Formatted Responses: Returns nicely formatted answers with price, currency and exchange
Integration with a LLM
Lets integrate this server we created with a LLM. I will be using Claude desktop as an example here -
Install Claude for desktop
You can download Claude for desktop here Download
Run the server
Install dependencies and run the server we created -
python -m venv venv
source venv/bin/activate
pip install flask requests waitressç
python mcp_server.py
This will start the server on port 8081 if everything worked properly.
Add server to Claude desktop
- Open Claude Desktop
- Go to Settings > Developer
- Click “Edit Config”
- Update the config
claude_desktop_config.json
as shown below - Restart Claude Desktop
Here is what your claude_desktop_config.json
should look like -
{
"serverConfig": {
"command": "/bin/sh",
"args": [
"-c"
]
},
"stock_price_server": {
"command": "python",
"args": [
"mcp_server.py"
],
"env": {
"FLASK_APP": "mcp_server.py",
"FLASK_ENV": "production",
"PORT": "8081"
}
}
}
}
Note
: Update the paths according to your machine.

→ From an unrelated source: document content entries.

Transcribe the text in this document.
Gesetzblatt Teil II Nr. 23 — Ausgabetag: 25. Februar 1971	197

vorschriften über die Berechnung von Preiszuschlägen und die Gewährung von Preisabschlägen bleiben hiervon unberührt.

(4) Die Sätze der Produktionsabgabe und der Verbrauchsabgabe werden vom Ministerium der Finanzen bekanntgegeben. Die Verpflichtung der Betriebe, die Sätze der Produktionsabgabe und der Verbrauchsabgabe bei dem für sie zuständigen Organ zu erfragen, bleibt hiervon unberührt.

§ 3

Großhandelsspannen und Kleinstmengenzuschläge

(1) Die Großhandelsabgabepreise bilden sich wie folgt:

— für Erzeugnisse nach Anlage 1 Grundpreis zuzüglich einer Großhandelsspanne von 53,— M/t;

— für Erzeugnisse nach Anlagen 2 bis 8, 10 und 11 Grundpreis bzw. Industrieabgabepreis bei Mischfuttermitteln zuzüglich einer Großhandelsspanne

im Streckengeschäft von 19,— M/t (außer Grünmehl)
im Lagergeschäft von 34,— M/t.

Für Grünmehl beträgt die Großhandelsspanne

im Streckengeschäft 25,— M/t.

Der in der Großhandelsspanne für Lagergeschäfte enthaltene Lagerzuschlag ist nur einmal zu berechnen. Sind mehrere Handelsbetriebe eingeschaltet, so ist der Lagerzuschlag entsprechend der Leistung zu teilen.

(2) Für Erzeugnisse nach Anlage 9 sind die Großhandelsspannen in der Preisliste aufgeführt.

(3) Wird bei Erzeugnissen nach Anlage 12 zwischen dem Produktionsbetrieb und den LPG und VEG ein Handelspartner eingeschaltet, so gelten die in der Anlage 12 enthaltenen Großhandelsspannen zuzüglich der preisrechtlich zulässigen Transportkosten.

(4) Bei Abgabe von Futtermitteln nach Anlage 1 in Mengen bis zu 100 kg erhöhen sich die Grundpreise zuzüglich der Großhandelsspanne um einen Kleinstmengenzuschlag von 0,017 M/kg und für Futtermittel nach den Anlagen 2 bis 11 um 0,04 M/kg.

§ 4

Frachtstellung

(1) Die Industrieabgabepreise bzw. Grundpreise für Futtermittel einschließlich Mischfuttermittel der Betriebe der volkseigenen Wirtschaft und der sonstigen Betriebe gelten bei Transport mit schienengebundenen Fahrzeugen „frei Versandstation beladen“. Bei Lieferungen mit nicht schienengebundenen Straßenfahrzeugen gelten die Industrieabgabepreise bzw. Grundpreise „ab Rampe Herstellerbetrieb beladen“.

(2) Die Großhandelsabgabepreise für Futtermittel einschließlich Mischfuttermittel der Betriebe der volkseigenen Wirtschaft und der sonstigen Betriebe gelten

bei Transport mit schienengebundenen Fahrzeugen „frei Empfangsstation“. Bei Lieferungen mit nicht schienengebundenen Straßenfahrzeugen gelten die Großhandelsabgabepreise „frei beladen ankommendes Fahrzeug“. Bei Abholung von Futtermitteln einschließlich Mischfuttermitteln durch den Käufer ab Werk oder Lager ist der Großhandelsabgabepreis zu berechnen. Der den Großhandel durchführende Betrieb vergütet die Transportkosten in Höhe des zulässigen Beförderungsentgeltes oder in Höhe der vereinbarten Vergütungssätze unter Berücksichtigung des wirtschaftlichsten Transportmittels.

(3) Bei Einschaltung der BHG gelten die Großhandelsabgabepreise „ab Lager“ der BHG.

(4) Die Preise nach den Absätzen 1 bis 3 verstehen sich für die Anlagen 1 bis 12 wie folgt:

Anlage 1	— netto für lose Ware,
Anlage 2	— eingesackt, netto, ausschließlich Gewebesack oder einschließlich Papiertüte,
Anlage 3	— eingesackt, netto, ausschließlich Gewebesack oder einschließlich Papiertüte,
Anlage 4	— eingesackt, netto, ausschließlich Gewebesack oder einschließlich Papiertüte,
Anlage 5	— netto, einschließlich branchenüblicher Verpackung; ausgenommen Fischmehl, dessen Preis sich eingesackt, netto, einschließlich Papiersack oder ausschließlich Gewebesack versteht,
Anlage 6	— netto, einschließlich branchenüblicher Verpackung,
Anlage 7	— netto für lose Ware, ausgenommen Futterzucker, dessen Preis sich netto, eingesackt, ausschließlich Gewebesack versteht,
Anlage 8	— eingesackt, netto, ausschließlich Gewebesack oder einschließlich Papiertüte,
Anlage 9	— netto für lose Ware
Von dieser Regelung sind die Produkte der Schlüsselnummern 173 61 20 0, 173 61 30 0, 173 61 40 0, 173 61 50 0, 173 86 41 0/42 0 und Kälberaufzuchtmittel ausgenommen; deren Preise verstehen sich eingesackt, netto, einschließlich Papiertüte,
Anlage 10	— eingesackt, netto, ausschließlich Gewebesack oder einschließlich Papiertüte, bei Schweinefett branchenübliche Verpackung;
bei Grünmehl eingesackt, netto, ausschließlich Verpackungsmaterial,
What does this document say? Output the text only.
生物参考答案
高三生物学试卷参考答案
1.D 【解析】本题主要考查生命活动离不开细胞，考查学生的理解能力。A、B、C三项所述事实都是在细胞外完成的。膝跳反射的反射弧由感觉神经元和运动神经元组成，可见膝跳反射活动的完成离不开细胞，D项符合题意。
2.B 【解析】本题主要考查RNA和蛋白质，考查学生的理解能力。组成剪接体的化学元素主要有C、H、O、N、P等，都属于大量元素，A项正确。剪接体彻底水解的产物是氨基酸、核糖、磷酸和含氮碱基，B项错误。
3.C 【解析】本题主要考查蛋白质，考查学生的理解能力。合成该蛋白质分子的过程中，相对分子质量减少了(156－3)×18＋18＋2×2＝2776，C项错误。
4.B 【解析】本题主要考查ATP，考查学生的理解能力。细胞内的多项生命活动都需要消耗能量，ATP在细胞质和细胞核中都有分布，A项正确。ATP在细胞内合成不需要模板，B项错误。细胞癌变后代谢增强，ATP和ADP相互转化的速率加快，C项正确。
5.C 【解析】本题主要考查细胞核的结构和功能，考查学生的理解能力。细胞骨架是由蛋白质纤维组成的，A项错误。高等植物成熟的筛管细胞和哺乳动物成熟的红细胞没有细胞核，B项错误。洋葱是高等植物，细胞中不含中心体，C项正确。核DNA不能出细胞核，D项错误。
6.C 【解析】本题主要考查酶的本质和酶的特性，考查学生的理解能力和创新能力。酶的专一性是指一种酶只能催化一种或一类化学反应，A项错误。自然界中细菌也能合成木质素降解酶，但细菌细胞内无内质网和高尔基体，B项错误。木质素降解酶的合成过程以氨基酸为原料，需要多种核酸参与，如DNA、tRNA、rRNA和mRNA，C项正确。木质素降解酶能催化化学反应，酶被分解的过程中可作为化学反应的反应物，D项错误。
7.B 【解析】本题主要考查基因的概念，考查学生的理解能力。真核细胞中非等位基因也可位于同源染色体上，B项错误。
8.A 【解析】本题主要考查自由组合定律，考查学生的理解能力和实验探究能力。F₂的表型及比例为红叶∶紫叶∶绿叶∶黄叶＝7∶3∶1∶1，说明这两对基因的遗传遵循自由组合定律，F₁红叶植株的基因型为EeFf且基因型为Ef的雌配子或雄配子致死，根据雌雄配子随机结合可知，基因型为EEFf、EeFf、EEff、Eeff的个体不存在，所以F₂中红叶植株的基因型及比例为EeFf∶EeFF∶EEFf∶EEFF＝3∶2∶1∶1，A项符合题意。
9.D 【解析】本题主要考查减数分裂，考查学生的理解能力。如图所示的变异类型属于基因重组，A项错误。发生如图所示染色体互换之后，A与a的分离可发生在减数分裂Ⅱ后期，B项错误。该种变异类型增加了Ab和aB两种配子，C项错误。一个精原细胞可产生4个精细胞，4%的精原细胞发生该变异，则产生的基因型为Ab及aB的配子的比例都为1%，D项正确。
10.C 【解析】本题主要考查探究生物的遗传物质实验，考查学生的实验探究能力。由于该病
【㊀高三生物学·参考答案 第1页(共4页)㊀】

Verify that your mcp server is registered and working well under Settings > Developer.
Using the MCP server from Claude desktop
Once connected, you can ask Claude Desktop questions about stock prices like:
"What's the stock price of AAPL?"
"Get me the current stock price for MSFT"
"How much is TSLA stock trading for?"
Claude will recognize these queries and route them to your MCP server, which will fetch the real-time stock data and return it.
Testing and Troubleshooting:
- You can test the stock data API directly at: http://localhost:8081/get_stock_data?ticker=AAPL
- You can check if the server is running at: http://localhost:8081/health
- You can verify the MCP info at: http://localhost:8081/mcp/info
The server keeps your existing stock API implementation intact while adding the MCP functionality on top, so both can be used independently.
MCP is a great way to extend the capabilities of LLMs to access data and services. It is a simple protocol to implement and can be used to access a wide range of data sources. I see myself implementing more MCP servers to access different data sources in the future.